Aku ikut senang. Kita masih bisa berteman kan?”
“Tentu saja.”
Awalnya kukira
dia akan buat perhitungan denganku, ternyata tidak. Dia meninggalkanku tanpa
berbuat sesuatu yang tadinya sangat kutakutkan. Saat turun dari perpus, sulit
sekali rasanya kaki ini kutekuk. Aku tidak berharap Webe ada di sini. Tapi. Kenapa selalu
ada tapi sih?

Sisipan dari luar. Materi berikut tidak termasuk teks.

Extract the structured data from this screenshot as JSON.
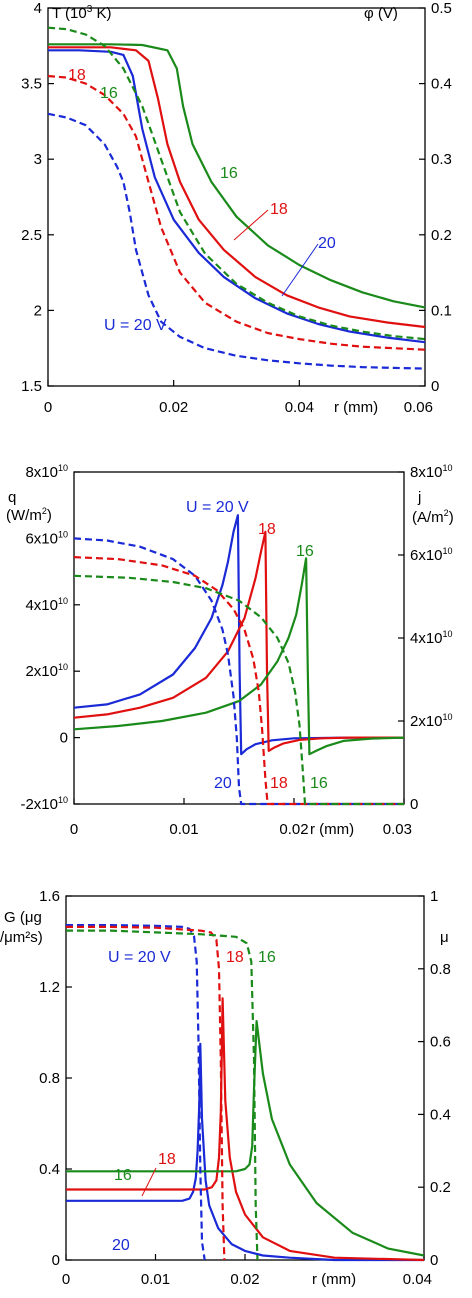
{
  "chart_data": [
    {
      "type": "line",
      "left_axis": {
        "label_parts": [
          "T (10",
          "3",
          " K)"
        ],
        "range": [
          1.5,
          4
        ],
        "ticks": [
          "1.5",
          "2",
          "2.5",
          "3",
          "3.5",
          "4"
        ]
      },
      "right_axis": {
        "label": "φ (V)",
        "range": [
          0,
          0.5
        ],
        "ticks": [
          "0",
          "0.1",
          "0.2",
          "0.3",
          "0.4",
          "0.5"
        ]
      },
      "x_axis": {
        "label": "r (mm)",
        "range": [
          0,
          0.06
        ],
        "ticks": [
          "0",
          "0.02",
          "0.04",
          "0.06"
        ]
      },
      "series": [
        {
          "name": "16",
          "quantity": "T",
          "axis": "left",
          "color": "#1a8a1a",
          "style": "solid",
          "x": [
            0,
            0.005,
            0.01,
            0.015,
            0.019,
            0.0205,
            0.0215,
            0.023,
            0.026,
            0.03,
            0.035,
            0.04,
            0.045,
            0.05,
            0.055,
            0.06
          ],
          "y": [
            3.76,
            3.76,
            3.76,
            3.755,
            3.72,
            3.6,
            3.35,
            3.1,
            2.85,
            2.62,
            2.43,
            2.3,
            2.2,
            2.12,
            2.06,
            2.02
          ]
        },
        {
          "name": "18",
          "quantity": "T",
          "axis": "left",
          "color": "#e01010",
          "style": "solid",
          "x": [
            0,
            0.005,
            0.01,
            0.014,
            0.016,
            0.0175,
            0.019,
            0.021,
            0.024,
            0.028,
            0.033,
            0.038,
            0.043,
            0.048,
            0.054,
            0.06
          ],
          "y": [
            3.74,
            3.74,
            3.74,
            3.72,
            3.65,
            3.4,
            3.1,
            2.85,
            2.6,
            2.4,
            2.22,
            2.1,
            2.02,
            1.96,
            1.92,
            1.89
          ]
        },
        {
          "name": "20",
          "quantity": "T",
          "axis": "left",
          "color": "#1a2ad6",
          "style": "solid",
          "x": [
            0,
            0.005,
            0.01,
            0.012,
            0.0135,
            0.015,
            0.017,
            0.02,
            0.024,
            0.028,
            0.033,
            0.038,
            0.043,
            0.048,
            0.054,
            0.06
          ],
          "y": [
            3.72,
            3.72,
            3.71,
            3.69,
            3.55,
            3.2,
            2.88,
            2.6,
            2.38,
            2.22,
            2.08,
            1.98,
            1.91,
            1.86,
            1.82,
            1.79
          ]
        },
        {
          "name": "16",
          "quantity": "φ",
          "axis": "right",
          "color": "#1a8a1a",
          "style": "dashed",
          "x": [
            0,
            0.003,
            0.006,
            0.009,
            0.012,
            0.015,
            0.018,
            0.021,
            0.025,
            0.03,
            0.035,
            0.04,
            0.045,
            0.05,
            0.055,
            0.06
          ],
          "y": [
            0.474,
            0.472,
            0.465,
            0.45,
            0.42,
            0.37,
            0.3,
            0.23,
            0.175,
            0.135,
            0.11,
            0.092,
            0.08,
            0.072,
            0.066,
            0.062
          ]
        },
        {
          "name": "18",
          "quantity": "φ",
          "axis": "right",
          "color": "#e01010",
          "style": "dashed",
          "x": [
            0,
            0.003,
            0.006,
            0.009,
            0.012,
            0.014,
            0.016,
            0.018,
            0.021,
            0.025,
            0.03,
            0.035,
            0.04,
            0.045,
            0.05,
            0.055,
            0.06
          ],
          "y": [
            0.41,
            0.408,
            0.4,
            0.385,
            0.36,
            0.33,
            0.27,
            0.21,
            0.15,
            0.11,
            0.085,
            0.07,
            0.062,
            0.056,
            0.052,
            0.05,
            0.048
          ]
        },
        {
          "name": "20",
          "quantity": "φ",
          "axis": "right",
          "color": "#1a2ad6",
          "style": "dashed",
          "x": [
            0,
            0.003,
            0.006,
            0.009,
            0.011,
            0.012,
            0.013,
            0.014,
            0.016,
            0.018,
            0.021,
            0.025,
            0.03,
            0.035,
            0.04,
            0.045,
            0.05,
            0.055,
            0.06
          ],
          "y": [
            0.36,
            0.355,
            0.345,
            0.32,
            0.29,
            0.27,
            0.23,
            0.18,
            0.12,
            0.085,
            0.065,
            0.05,
            0.04,
            0.034,
            0.03,
            0.027,
            0.025,
            0.024,
            0.023
          ]
        }
      ],
      "annotations": [
        "18",
        "16",
        "16",
        "18",
        "20",
        "U = 20 V"
      ]
    },
    {
      "type": "line",
      "left_axis": {
        "label": "q",
        "unit_parts": [
          "(W/m",
          "2",
          ")"
        ],
        "range": [
          -20000000000.0,
          80000000000.0
        ],
        "ticks": [
          {
            "m": "-2x10",
            "e": "10"
          },
          {
            "m": "0",
            "e": ""
          },
          {
            "m": "2x10",
            "e": "10"
          },
          {
            "m": "4x10",
            "e": "10"
          },
          {
            "m": "6x10",
            "e": "10"
          },
          {
            "m": "8x10",
            "e": "10"
          }
        ]
      },
      "right_axis": {
        "label": "j",
        "unit_parts": [
          "(A/m",
          "2",
          ")"
        ],
        "range": [
          0,
          80000000000.0
        ],
        "ticks": [
          {
            "m": "0",
            "e": ""
          },
          {
            "m": "2x10",
            "e": "10"
          },
          {
            "m": "4x10",
            "e": "10"
          },
          {
            "m": "6x10",
            "e": "10"
          },
          {
            "m": "8x10",
            "e": "10"
          }
        ]
      },
      "x_axis": {
        "label": "r (mm)",
        "range": [
          0,
          0.03
        ],
        "ticks": [
          "0",
          "0.01",
          "0.02",
          "0.03"
        ]
      },
      "series": [
        {
          "name": "20",
          "quantity": "q",
          "axis": "left",
          "color": "#1a2ad6",
          "style": "solid",
          "x": [
            0,
            0.003,
            0.006,
            0.009,
            0.011,
            0.0125,
            0.0135,
            0.014,
            0.0145,
            0.0149,
            0.01505,
            0.0152,
            0.0157,
            0.0165,
            0.018,
            0.02,
            0.025,
            0.03
          ],
          "y": [
            9000000000.0,
            10000000000.0,
            13000000000.0,
            19000000000.0,
            27000000000.0,
            36000000000.0,
            46000000000.0,
            53000000000.0,
            62000000000.0,
            67000000000.0,
            20000000000.0,
            -5000000000.0,
            -3500000000.0,
            -2000000000.0,
            -800000000.0,
            -200000000.0,
            0,
            0
          ]
        },
        {
          "name": "18",
          "quantity": "q",
          "axis": "left",
          "color": "#e01010",
          "style": "solid",
          "x": [
            0,
            0.003,
            0.006,
            0.009,
            0.012,
            0.014,
            0.0155,
            0.0165,
            0.017,
            0.0174,
            0.01755,
            0.0177,
            0.0182,
            0.019,
            0.0205,
            0.0225,
            0.025,
            0.03
          ],
          "y": [
            6000000000.0,
            7000000000.0,
            9000000000.0,
            12000000000.0,
            18000000000.0,
            26000000000.0,
            36000000000.0,
            48000000000.0,
            56000000000.0,
            62000000000.0,
            20000000000.0,
            -4000000000.0,
            -3000000000.0,
            -1800000000.0,
            -700000000.0,
            -200000000.0,
            0,
            0
          ]
        },
        {
          "name": "16",
          "quantity": "q",
          "axis": "left",
          "color": "#1a8a1a",
          "style": "solid",
          "x": [
            0,
            0.004,
            0.008,
            0.012,
            0.015,
            0.017,
            0.0185,
            0.0195,
            0.0202,
            0.0207,
            0.0211,
            0.02125,
            0.0214,
            0.022,
            0.023,
            0.0245,
            0.027,
            0.03
          ],
          "y": [
            2500000000.0,
            3500000000.0,
            5000000000.0,
            7500000000.0,
            11000000000.0,
            16000000000.0,
            23000000000.0,
            30000000000.0,
            37000000000.0,
            46000000000.0,
            54000000000.0,
            20000000000.0,
            -5000000000.0,
            -4000000000.0,
            -2500000000.0,
            -1000000000.0,
            -300000000.0,
            0
          ]
        },
        {
          "name": "20",
          "quantity": "j",
          "axis": "right",
          "color": "#1a2ad6",
          "style": "dashed",
          "x": [
            0,
            0.003,
            0.006,
            0.009,
            0.011,
            0.0125,
            0.0135,
            0.014,
            0.0145,
            0.0148,
            0.015,
            0.0152,
            0.02,
            0.03
          ],
          "y": [
            64000000000.0,
            63500000000.0,
            62000000000.0,
            59000000000.0,
            55000000000.0,
            49000000000.0,
            42000000000.0,
            36000000000.0,
            26000000000.0,
            16000000000.0,
            4000000000.0,
            0,
            0,
            0
          ]
        },
        {
          "name": "18",
          "quantity": "j",
          "axis": "right",
          "color": "#e01010",
          "style": "dashed",
          "x": [
            0,
            0.004,
            0.008,
            0.011,
            0.013,
            0.0145,
            0.0155,
            0.0163,
            0.0168,
            0.0171,
            0.0174,
            0.0176,
            0.022,
            0.03
          ],
          "y": [
            59500000000.0,
            59000000000.0,
            57500000000.0,
            55000000000.0,
            51500000000.0,
            47000000000.0,
            42000000000.0,
            35000000000.0,
            27000000000.0,
            18000000000.0,
            6000000000.0,
            0,
            0,
            0
          ]
        },
        {
          "name": "16",
          "quantity": "j",
          "axis": "right",
          "color": "#1a8a1a",
          "style": "dashed",
          "x": [
            0,
            0.005,
            0.009,
            0.012,
            0.015,
            0.017,
            0.0185,
            0.0195,
            0.0201,
            0.0205,
            0.0208,
            0.021,
            0.025,
            0.03
          ],
          "y": [
            55000000000.0,
            54500000000.0,
            53500000000.0,
            52000000000.0,
            49000000000.0,
            45000000000.0,
            40000000000.0,
            34000000000.0,
            27000000000.0,
            19000000000.0,
            8000000000.0,
            0,
            0,
            0
          ]
        }
      ],
      "annotations": [
        "U = 20 V",
        "18",
        "16",
        "20",
        "18",
        "16"
      ]
    },
    {
      "type": "line",
      "left_axis": {
        "label_lines": [
          "G (μg",
          "/μm²s)"
        ],
        "range": [
          0,
          1.6
        ],
        "ticks": [
          "0",
          "0.4",
          "0.8",
          "1.2",
          "1.6"
        ]
      },
      "right_axis": {
        "label": "μ",
        "range": [
          0,
          1
        ],
        "ticks": [
          "0",
          "0.2",
          "0.4",
          "0.6",
          "0.8",
          "1"
        ]
      },
      "x_axis": {
        "label": "r (mm)",
        "range": [
          0,
          0.04
        ],
        "ticks": [
          "0",
          "0.01",
          "0.02",
          "0.04"
        ]
      },
      "series": [
        {
          "name": "20",
          "quantity": "G",
          "axis": "left",
          "color": "#1a2ad6",
          "style": "solid",
          "x": [
            0,
            0.005,
            0.01,
            0.013,
            0.0138,
            0.0142,
            0.0145,
            0.0147,
            0.0149,
            0.015,
            0.0152,
            0.0156,
            0.016,
            0.017,
            0.0185,
            0.02,
            0.022,
            0.025,
            0.03,
            0.04
          ],
          "y": [
            0.26,
            0.26,
            0.26,
            0.26,
            0.27,
            0.3,
            0.36,
            0.48,
            0.7,
            0.95,
            0.62,
            0.35,
            0.24,
            0.14,
            0.07,
            0.04,
            0.02,
            0.01,
            0,
            0
          ]
        },
        {
          "name": "18",
          "quantity": "G",
          "axis": "left",
          "color": "#e01010",
          "style": "solid",
          "x": [
            0,
            0.005,
            0.01,
            0.0155,
            0.0163,
            0.0168,
            0.0171,
            0.0173,
            0.0174,
            0.0175,
            0.0178,
            0.0183,
            0.019,
            0.02,
            0.022,
            0.025,
            0.03,
            0.04
          ],
          "y": [
            0.31,
            0.31,
            0.31,
            0.31,
            0.32,
            0.35,
            0.45,
            0.65,
            0.88,
            1.15,
            0.7,
            0.45,
            0.3,
            0.2,
            0.1,
            0.04,
            0.01,
            0
          ]
        },
        {
          "name": "16",
          "quantity": "G",
          "axis": "left",
          "color": "#1a8a1a",
          "style": "solid",
          "x": [
            0,
            0.005,
            0.01,
            0.015,
            0.019,
            0.02,
            0.0205,
            0.0208,
            0.021,
            0.0213,
            0.022,
            0.023,
            0.025,
            0.028,
            0.032,
            0.036,
            0.04
          ],
          "y": [
            0.39,
            0.39,
            0.39,
            0.39,
            0.39,
            0.4,
            0.42,
            0.5,
            0.75,
            1.05,
            0.82,
            0.62,
            0.42,
            0.25,
            0.12,
            0.05,
            0.02
          ]
        },
        {
          "name": "20",
          "quantity": "μ",
          "axis": "right",
          "color": "#1a2ad6",
          "style": "dashed",
          "x": [
            0,
            0.005,
            0.01,
            0.013,
            0.0138,
            0.0143,
            0.0146,
            0.0148,
            0.015,
            0.0152,
            0.0155
          ],
          "y": [
            0.92,
            0.92,
            0.918,
            0.915,
            0.91,
            0.89,
            0.82,
            0.6,
            0.25,
            0.05,
            0
          ]
        },
        {
          "name": "18",
          "quantity": "μ",
          "axis": "right",
          "color": "#e01010",
          "style": "dashed",
          "x": [
            0,
            0.005,
            0.01,
            0.015,
            0.0162,
            0.0168,
            0.0171,
            0.0173,
            0.0175,
            0.0177
          ],
          "y": [
            0.915,
            0.915,
            0.913,
            0.905,
            0.9,
            0.88,
            0.8,
            0.55,
            0.15,
            0
          ]
        },
        {
          "name": "16",
          "quantity": "μ",
          "axis": "right",
          "color": "#1a8a1a",
          "style": "dashed",
          "x": [
            0,
            0.005,
            0.01,
            0.015,
            0.019,
            0.0202,
            0.0207,
            0.021,
            0.0212,
            0.0214
          ],
          "y": [
            0.905,
            0.905,
            0.9,
            0.895,
            0.888,
            0.87,
            0.82,
            0.55,
            0.15,
            0
          ]
        }
      ],
      "annotations": [
        "U = 20 V",
        "18",
        "16",
        "16",
        "18",
        "20"
      ]
    }
  ]
}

Yang ada di depanku saat ini, Picas
Si Kunyuk Mini bukankah lebih parah.
“Mba, kubantu
turun ya?” dia menawarkan bantuan.
“Minggir!”
seruku.
“Nanti kalau
jatuh?”
“Bisa minggir
tidak sih?” aku semakin kesel sama kunyuk mini ini. Maunya apa coba?
“Minggir,” kata
Webe dari bawah dan membuat Picas mundur teratur tahu diri siapa yang
memintanya minggir daripada bonyok.
“Kamu juga
minggir,” Kataku.
Eh, apa yang
dilakukannya? Dia malah menggendongku dan menurunkanku setelah sampai di bawah.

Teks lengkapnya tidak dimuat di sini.